So Robertson is out to emphasize a few basic points:

• If we’re worried about energy supplies – and we should be – the first step is to improve the efficiency of our energy usage. The United States still lags behind Europe and Japan, and China has a long, long way to go.

• Efficient or not, America’s energy use will continue to grow, and no single fuel source will make the problem disappear. We’ll need them all, and corn-based ethanol will just be one relatively small part of the answer. “We’re saying, grow all the corn you want and make all the ethanol you want,” Robertson said.”We’re at E3 (3 percent ethanol content in gasoline) or E4 now, and we’re all for going higher. Whatever the farmers can supply, we can use. We can go to 10 percent” without creating performance problems in the typical vehicle engine. But don’t expect his industry to become an E85 booster.
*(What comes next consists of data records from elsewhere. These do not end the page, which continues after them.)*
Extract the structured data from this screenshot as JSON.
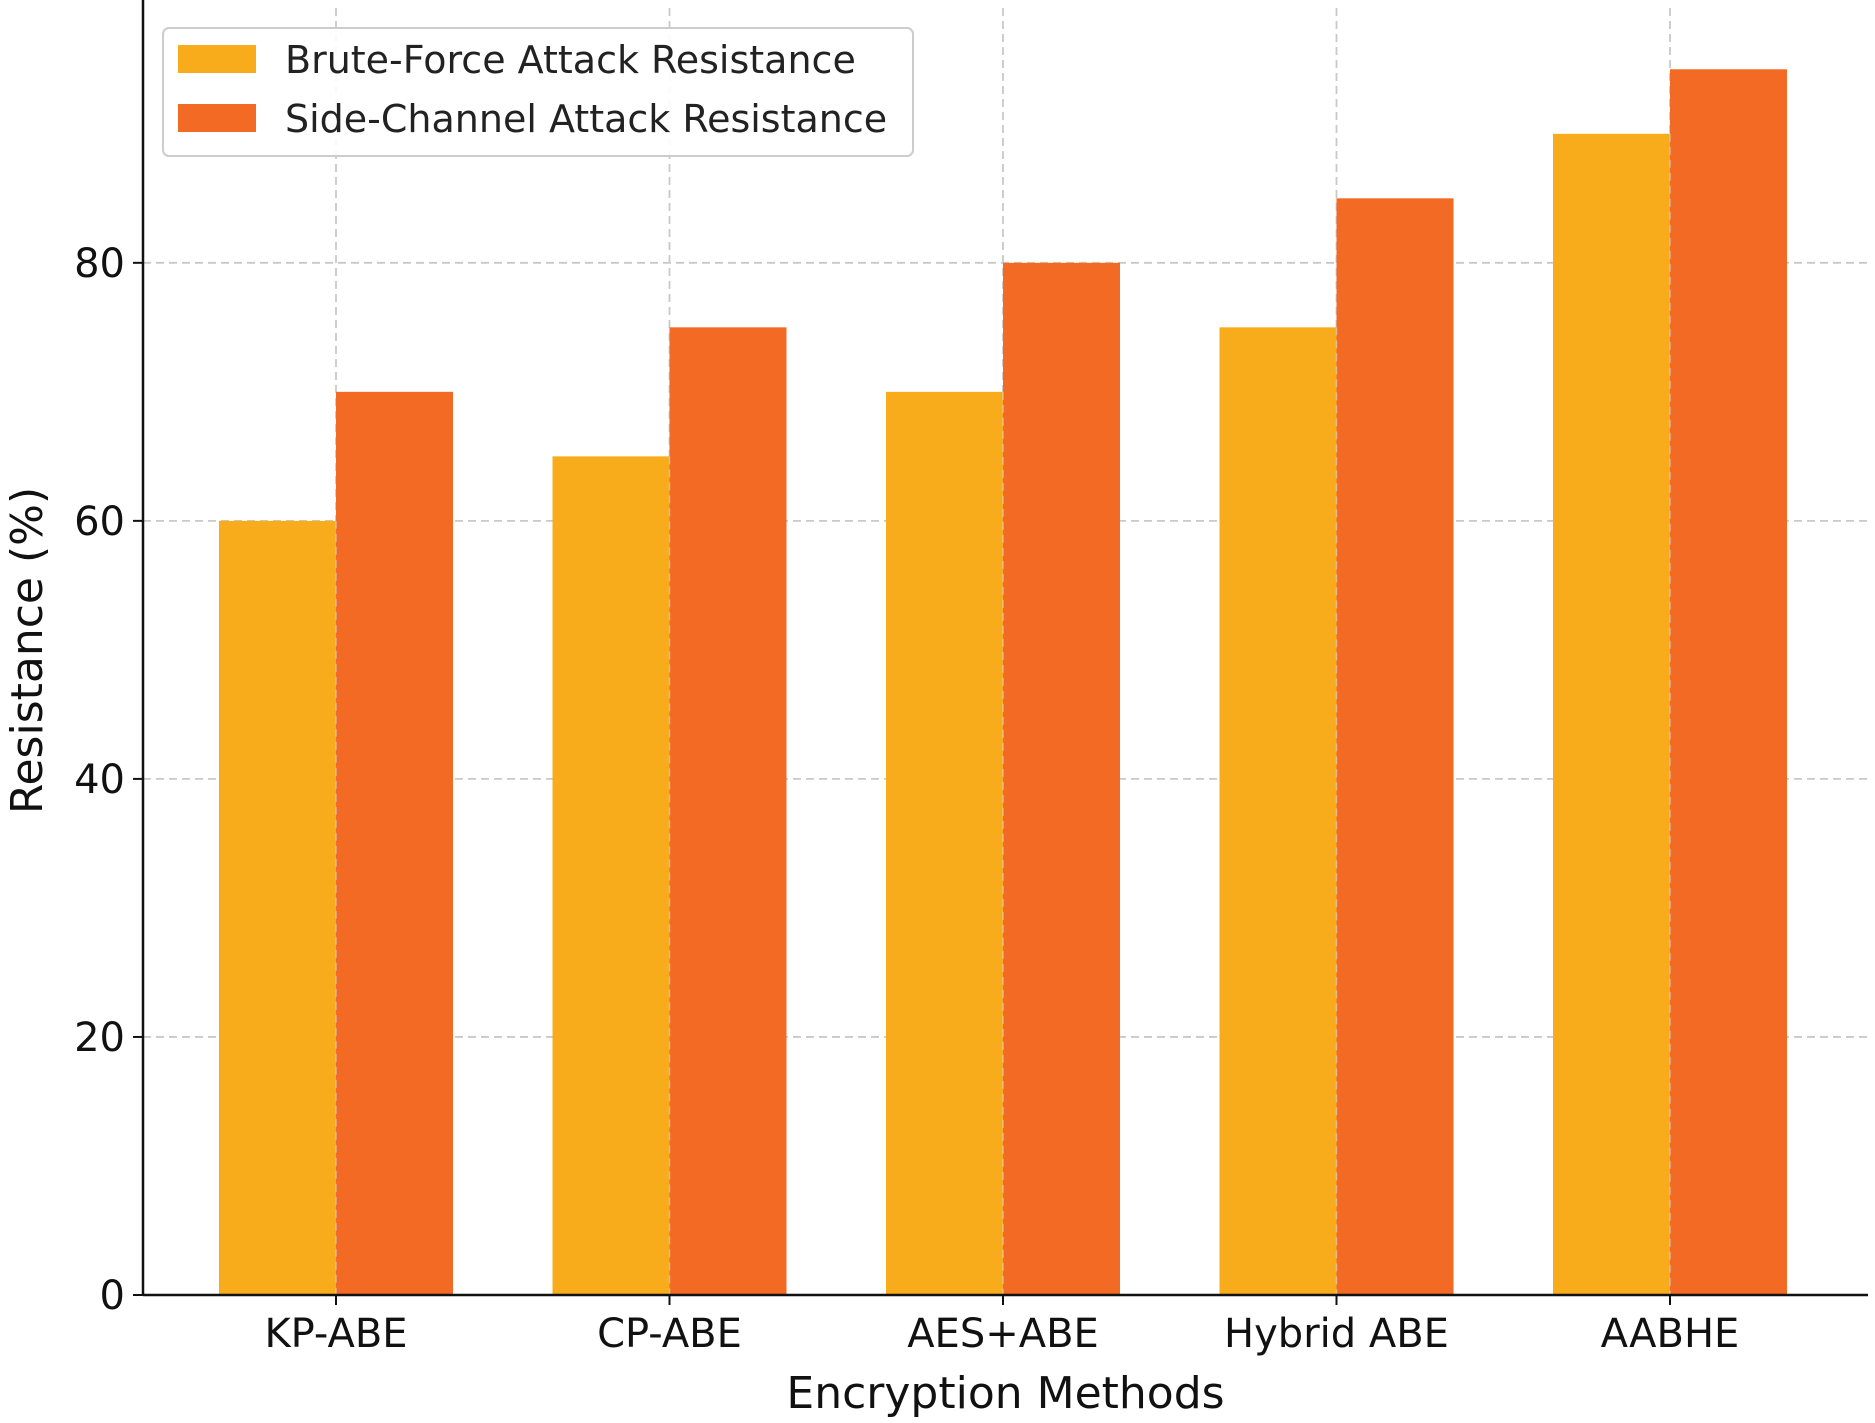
{
  "chart_data": {
    "type": "bar",
    "title": "",
    "xlabel": "Encryption Methods",
    "ylabel": "Resistance (%)",
    "categories": [
      "KP-ABE",
      "CP-ABE",
      "AES+ABE",
      "Hybrid ABE",
      "AABHE"
    ],
    "series": [
      {
        "name": "Brute-Force Attack Resistance",
        "values": [
          60,
          65,
          70,
          75,
          90
        ],
        "color": "#F9AC1B"
      },
      {
        "name": "Side-Channel Attack Resistance",
        "values": [
          70,
          75,
          80,
          85,
          95
        ],
        "color": "#F26A24"
      }
    ],
    "ylim": [
      0,
      99.75
    ],
    "yticks": [
      0,
      20,
      40,
      60,
      80
    ],
    "grid": true,
    "legend_position": "top-left"
  }
}
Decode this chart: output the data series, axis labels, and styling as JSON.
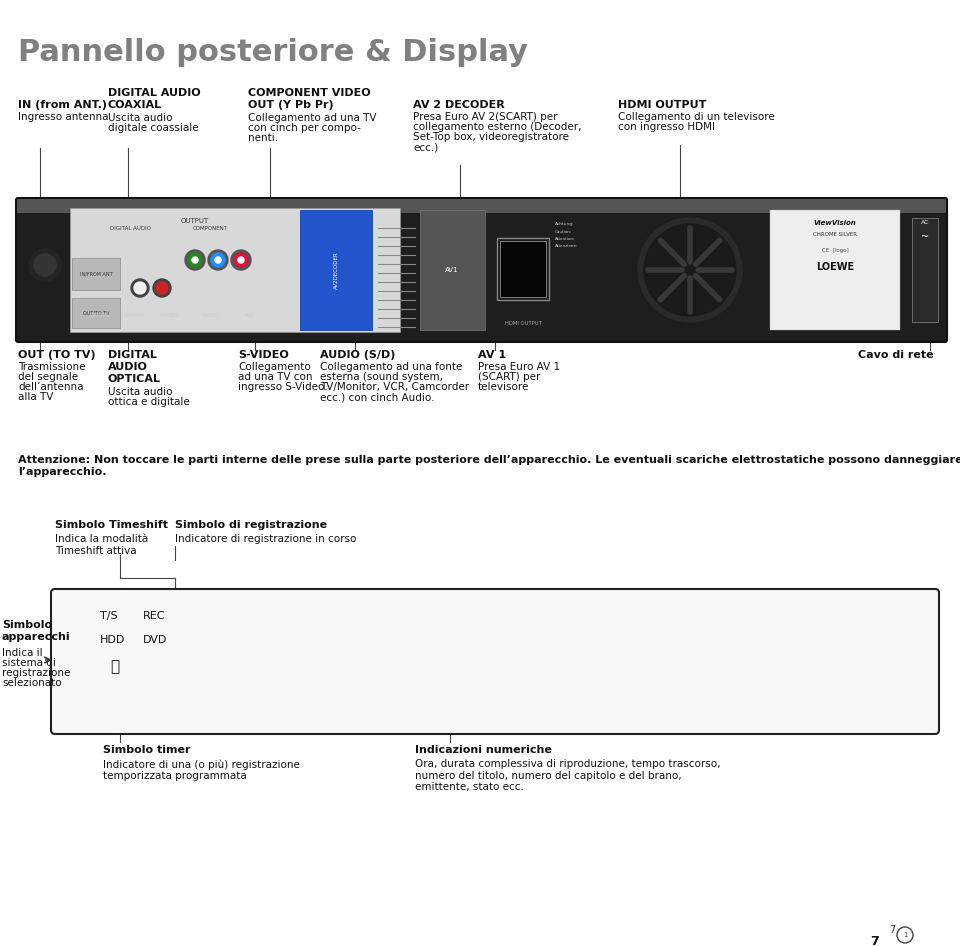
{
  "title": "Pannello posteriore & Display",
  "title_color": "#808080",
  "title_fontsize": 20,
  "bg_color": "#ffffff",
  "warning_text": "Attenzione: Non toccare le parti interne delle prese sulla parte posteriore dell’apparecchio. Le eventuali scariche elettrostatiche possono danneggiare\nl’apparecchio.",
  "simbolo_timeshift_bold": "Simbolo Timeshift",
  "simbolo_timeshift_text1": "Indica la modalità",
  "simbolo_timeshift_text2": "Timeshift attiva",
  "simbolo_reg_bold": "Simbolo di registrazione",
  "simbolo_reg_text": "Indicatore di registrazione in corso",
  "simbolo_app_bold1": "Simbolo",
  "simbolo_app_bold2": "apparecchi",
  "simbolo_app_text": "Indica il\nsistema di\nregistrazione\nselezionato",
  "display_ts_label": "T/S",
  "display_rec_label": "REC",
  "display_hdd_label": "HDD",
  "display_dvd_label": "DVD",
  "simbolo_timer_bold": "Simbolo timer",
  "simbolo_timer_text": "Indicatore di una (o più) registrazione\ntemporizzata programmata",
  "indicazioni_bold": "Indicazioni numeriche",
  "indicazioni_text": "Ora, durata complessiva di riproduzione, tempo trascorso,\nnumero del titolo, numero del capitolo e del brano,\nemittente, stato ecc.",
  "page_number": "7"
}
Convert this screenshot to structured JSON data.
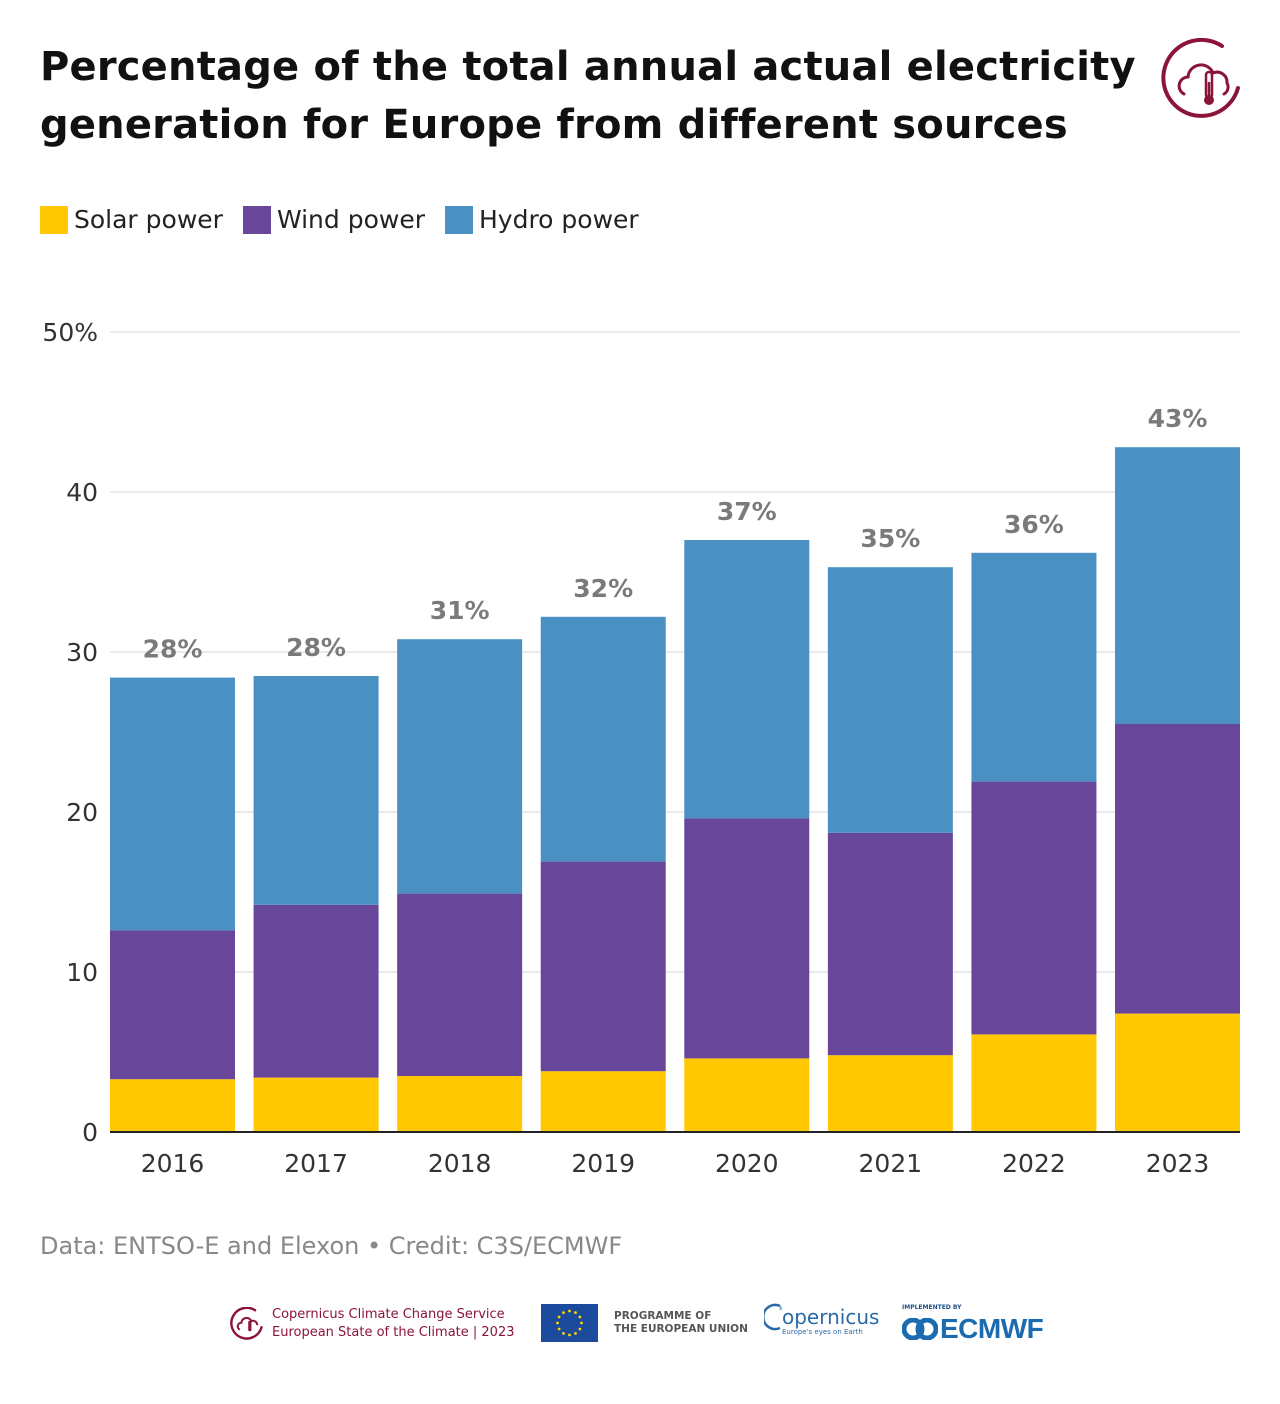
{
  "title": "Percentage of the total annual actual electricity generation for Europe from different sources",
  "legend": {
    "solar_label": "Solar power",
    "wind_label": "Wind power",
    "hydro_label": "Hydro power"
  },
  "colors": {
    "solar": "#ffc800",
    "wind": "#68479a",
    "hydro": "#4b90c2",
    "total_label": "#7a7a7a",
    "brand": "#8a1538"
  },
  "chart_data": {
    "type": "bar",
    "stacked": true,
    "categories": [
      "2016",
      "2017",
      "2018",
      "2019",
      "2020",
      "2021",
      "2022",
      "2023"
    ],
    "series": [
      {
        "name": "Solar power",
        "values": [
          3.3,
          3.4,
          3.5,
          3.8,
          4.6,
          4.8,
          6.1,
          7.4
        ]
      },
      {
        "name": "Wind power",
        "values": [
          9.3,
          10.8,
          11.4,
          13.1,
          15.0,
          13.9,
          15.8,
          18.1
        ]
      },
      {
        "name": "Hydro power",
        "values": [
          15.8,
          14.3,
          15.9,
          15.3,
          17.4,
          16.6,
          14.3,
          17.3
        ]
      }
    ],
    "total_labels": [
      "28%",
      "28%",
      "31%",
      "32%",
      "37%",
      "35%",
      "36%",
      "43%"
    ],
    "yticks": [
      "0",
      "10",
      "20",
      "30",
      "40",
      "50%"
    ],
    "ylim": [
      0,
      50
    ],
    "grid": true,
    "legend_position": "top-left"
  },
  "source": "Data: ENTSO-E and Elexon • Credit: C3S/ECMWF",
  "footer": {
    "c3s_line1": "Copernicus Climate Change Service",
    "c3s_line2": "European State of the Climate | 2023",
    "programme_line1": "PROGRAMME OF",
    "programme_line2": "THE EUROPEAN UNION",
    "copernicus_text": "opernicus",
    "copernicus_sub": "Europe's eyes on Earth",
    "ecmwf_small": "IMPLEMENTED BY",
    "ecmwf_text": "ECMWF"
  }
}
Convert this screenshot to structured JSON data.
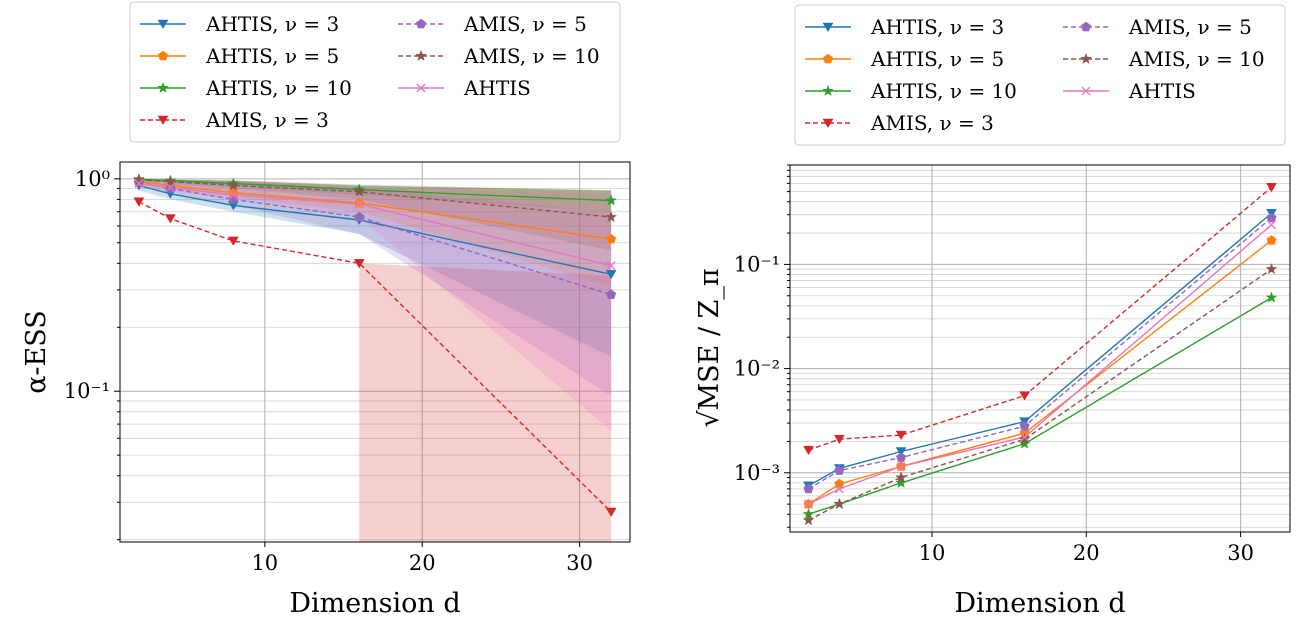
{
  "colors": {
    "ahtis3": "#1f77b4",
    "ahtis5": "#ff7f0e",
    "ahtis10": "#2ca02c",
    "amis3": "#d62728",
    "amis5": "#9467bd",
    "amis10": "#8c564b",
    "ahtis": "#e377c2"
  },
  "series_meta": [
    {
      "key": "ahtis3",
      "label": "AHTIS, ν = 3",
      "marker": "triangle-down",
      "dash": false
    },
    {
      "key": "ahtis5",
      "label": "AHTIS, ν = 5",
      "marker": "pentagon",
      "dash": false
    },
    {
      "key": "ahtis10",
      "label": "AHTIS, ν = 10",
      "marker": "star",
      "dash": false
    },
    {
      "key": "amis3",
      "label": "AMIS, ν = 3",
      "marker": "triangle-down",
      "dash": true
    },
    {
      "key": "amis5",
      "label": "AMIS, ν = 5",
      "marker": "pentagon",
      "dash": true
    },
    {
      "key": "amis10",
      "label": "AMIS, ν = 10",
      "marker": "star",
      "dash": true
    },
    {
      "key": "ahtis",
      "label": "AHTIS",
      "marker": "x",
      "dash": false
    }
  ],
  "chart_data": [
    {
      "type": "line",
      "xlabel": "Dimension d",
      "ylabel": "α-ESS",
      "yscale": "log",
      "xlim": [
        0.8,
        33.2
      ],
      "ylim": [
        0.0195,
        1.2
      ],
      "xticks": [
        10,
        20,
        30
      ],
      "yticks": [
        {
          "value": 1,
          "label": "10⁰"
        },
        {
          "value": 0.1,
          "label": "10⁻¹"
        }
      ],
      "grid": true,
      "legend": "top-center, outside above plot, 2 columns",
      "x": [
        2,
        4,
        8,
        16,
        32
      ],
      "series": [
        {
          "key": "ahtis3",
          "name": "AHTIS, ν = 3",
          "values": [
            0.93,
            0.85,
            0.75,
            0.64,
            0.355
          ],
          "band": [
            [
              0.995,
              0.88
            ],
            [
              0.99,
              0.8
            ],
            [
              0.98,
              0.7
            ],
            [
              0.93,
              0.55
            ],
            [
              0.88,
              0.145
            ]
          ]
        },
        {
          "key": "ahtis5",
          "name": "AHTIS, ν = 5",
          "values": [
            0.97,
            0.93,
            0.86,
            0.77,
            0.52
          ],
          "band": [
            [
              0.995,
              0.95
            ],
            [
              0.99,
              0.9
            ],
            [
              0.98,
              0.82
            ],
            [
              0.93,
              0.7
            ],
            [
              0.88,
              0.31
            ]
          ]
        },
        {
          "key": "ahtis10",
          "name": "AHTIS, ν = 10",
          "values": [
            0.995,
            0.98,
            0.95,
            0.89,
            0.79
          ],
          "band": [
            [
              1.0,
              0.98
            ],
            [
              0.995,
              0.96
            ],
            [
              0.985,
              0.92
            ],
            [
              0.94,
              0.84
            ],
            [
              0.885,
              0.7
            ]
          ]
        },
        {
          "key": "amis3",
          "name": "AMIS, ν = 3",
          "values": [
            0.78,
            0.65,
            0.51,
            0.4,
            0.027
          ],
          "band": [
            null,
            null,
            null,
            [
              0.4,
              0.0195
            ],
            [
              0.35,
              0.0195
            ]
          ]
        },
        {
          "key": "amis5",
          "name": "AMIS, ν = 5",
          "values": [
            0.96,
            0.9,
            0.8,
            0.66,
            0.285
          ],
          "band": [
            [
              0.995,
              0.93
            ],
            [
              0.99,
              0.86
            ],
            [
              0.98,
              0.75
            ],
            [
              0.9,
              0.55
            ],
            [
              0.7,
              0.095
            ]
          ]
        },
        {
          "key": "amis10",
          "name": "AMIS, ν = 10",
          "values": [
            0.99,
            0.97,
            0.93,
            0.87,
            0.66
          ],
          "band": [
            [
              1.0,
              0.97
            ],
            [
              0.99,
              0.94
            ],
            [
              0.98,
              0.9
            ],
            [
              0.93,
              0.8
            ],
            [
              0.88,
              0.46
            ]
          ]
        },
        {
          "key": "ahtis",
          "name": "AHTIS",
          "values": [
            0.95,
            0.91,
            0.84,
            0.76,
            0.39
          ],
          "band": [
            [
              0.995,
              0.93
            ],
            [
              0.99,
              0.88
            ],
            [
              0.98,
              0.8
            ],
            [
              0.92,
              0.66
            ],
            [
              0.85,
              0.065
            ]
          ]
        }
      ]
    },
    {
      "type": "line",
      "xlabel": "Dimension d",
      "ylabel": "√MSE / Z_π",
      "yscale": "log",
      "xlim": [
        0.8,
        33.2
      ],
      "ylim": [
        0.00027,
        0.9
      ],
      "xticks": [
        10,
        20,
        30
      ],
      "yticks": [
        {
          "value": 0.001,
          "label": "10⁻³"
        },
        {
          "value": 0.01,
          "label": "10⁻²"
        },
        {
          "value": 0.1,
          "label": "10⁻¹"
        }
      ],
      "grid": true,
      "legend": "top-center, outside above plot, 2 columns",
      "x": [
        2,
        4,
        8,
        16,
        32
      ],
      "series": [
        {
          "key": "ahtis3",
          "name": "AHTIS, ν = 3",
          "values": [
            0.00075,
            0.0011,
            0.0016,
            0.0031,
            0.31
          ]
        },
        {
          "key": "ahtis5",
          "name": "AHTIS, ν = 5",
          "values": [
            0.0005,
            0.00078,
            0.00115,
            0.0024,
            0.17
          ]
        },
        {
          "key": "ahtis10",
          "name": "AHTIS, ν = 10",
          "values": [
            0.0004,
            0.0005,
            0.0008,
            0.0019,
            0.048
          ]
        },
        {
          "key": "amis3",
          "name": "AMIS, ν = 3",
          "values": [
            0.00165,
            0.0021,
            0.0023,
            0.0055,
            0.55
          ]
        },
        {
          "key": "amis5",
          "name": "AMIS, ν = 5",
          "values": [
            0.0007,
            0.00105,
            0.0014,
            0.0028,
            0.28
          ]
        },
        {
          "key": "amis10",
          "name": "AMIS, ν = 10",
          "values": [
            0.00035,
            0.0005,
            0.0009,
            0.0021,
            0.09
          ]
        },
        {
          "key": "ahtis",
          "name": "AHTIS",
          "values": [
            0.0005,
            0.0007,
            0.00115,
            0.0022,
            0.24
          ]
        }
      ]
    }
  ]
}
• Most important from Chevron’s viewpoint, Robertson wants to convince the candidates and the public that his company is spending all it can on finding more oil and developing alternative energy sources. The oil industry’s profits might seem staggeringly huge to the rest of us, but he says punishing the companies with windfall-profits taxes is shortsighted.

Chevron made a net profit of $17 billion last year. Robertson wants you to know that it’s also spending $2.5 billion over the next three years on renewable fuels and efficiency research.

It’s hard to see Big Oil as the good guys. But it’s also unrealistic to think that we can harvest our way to energy independence. Our proper role, while we have the nation’s attention, is not to sing the praises of ethanol but to demand that candidates tell us honestly what they think is best for the nation.